Encarnacion, a part-time flight instructor, had spent most of the day on training flights out of Beverly Airport. He decided to fly around the Salisbury area, doing a little sightseeing, before heading back to an airport in Lawrence, near his home.

But Encarnacion's 1978 Cessna lost power, causing him to need an emergency landing.

"I was aiming for a spot that looked nice, with room to land," he said. "You pick the best spot you can."

Encarnacion said the landing was normal until the plane's wheels got caught in the soft dirt and grass, causing it to flip over. He was strapped into his seat, which probably kept him from being injured.
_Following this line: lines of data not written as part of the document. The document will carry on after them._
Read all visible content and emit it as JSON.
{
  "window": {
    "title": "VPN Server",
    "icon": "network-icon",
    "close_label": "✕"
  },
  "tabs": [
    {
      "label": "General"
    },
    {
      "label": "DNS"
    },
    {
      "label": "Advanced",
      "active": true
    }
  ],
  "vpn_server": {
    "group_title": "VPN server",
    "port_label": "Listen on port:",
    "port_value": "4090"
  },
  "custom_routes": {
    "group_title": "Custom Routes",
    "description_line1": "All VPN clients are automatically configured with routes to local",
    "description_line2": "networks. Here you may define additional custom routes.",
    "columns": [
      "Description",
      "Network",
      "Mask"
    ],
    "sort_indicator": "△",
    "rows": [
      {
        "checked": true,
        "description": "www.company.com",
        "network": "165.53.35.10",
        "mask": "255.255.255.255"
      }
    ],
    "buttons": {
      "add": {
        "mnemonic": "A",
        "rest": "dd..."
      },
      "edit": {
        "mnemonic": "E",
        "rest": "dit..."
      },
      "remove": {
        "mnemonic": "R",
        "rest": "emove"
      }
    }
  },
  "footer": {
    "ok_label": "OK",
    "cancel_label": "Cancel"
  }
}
Encarnacion said he simply practiced the safety maneuvers and procedures he teaches to his students.

"I preach a lot of emergency procedures all day long," he said. "Now, it's my turn to do it."

Campers at the nearby reservation campground saw the plane flying low to the ground, disappearing just out of their view. Witnesses said they didn't hear the plane making any noise, an indication it had lost power.

Larry Guild of Framingham thought the plane was attempting to land on the reservation road, not far from the crash site. Then he heard a noise, apparently from the plane landing and flipping over.

"It sounded like someone kicked a tin can," Guild said.

Some witnesses raced to the crash site, expecting to find an injured pilot. Instead, they saw Encarnacion walking away from his plane.

The Federal Aviation Administration is investigating the accident. Investigators will review the airplane's maintenance records and will inspect the plane before trying to determine what caused it to lose power.

"We'll take it, shake it around and see what we come up with," said FAA air safety inspector David O'Donnell. "We don't know yet."

Encarnacion had his own theory about what caused the accident: that the engine stalled due to water in the fuel tank.

"It happens to a lot of planes," he said. "I'm pretty mad."

The damage to the plane's tail and nose were apparent once rescue crews flipped the plane right side up and towed it out of the marsh with a small excavator. The plane was also leaking fuel and oil, so rescue workers kept curious bystanders far away from the crash site.

It could cost as much as $20,000 to fix the damage, according to Encarnacion. He had just spent $25,000 fixing up the plane, which was not covered by insurance.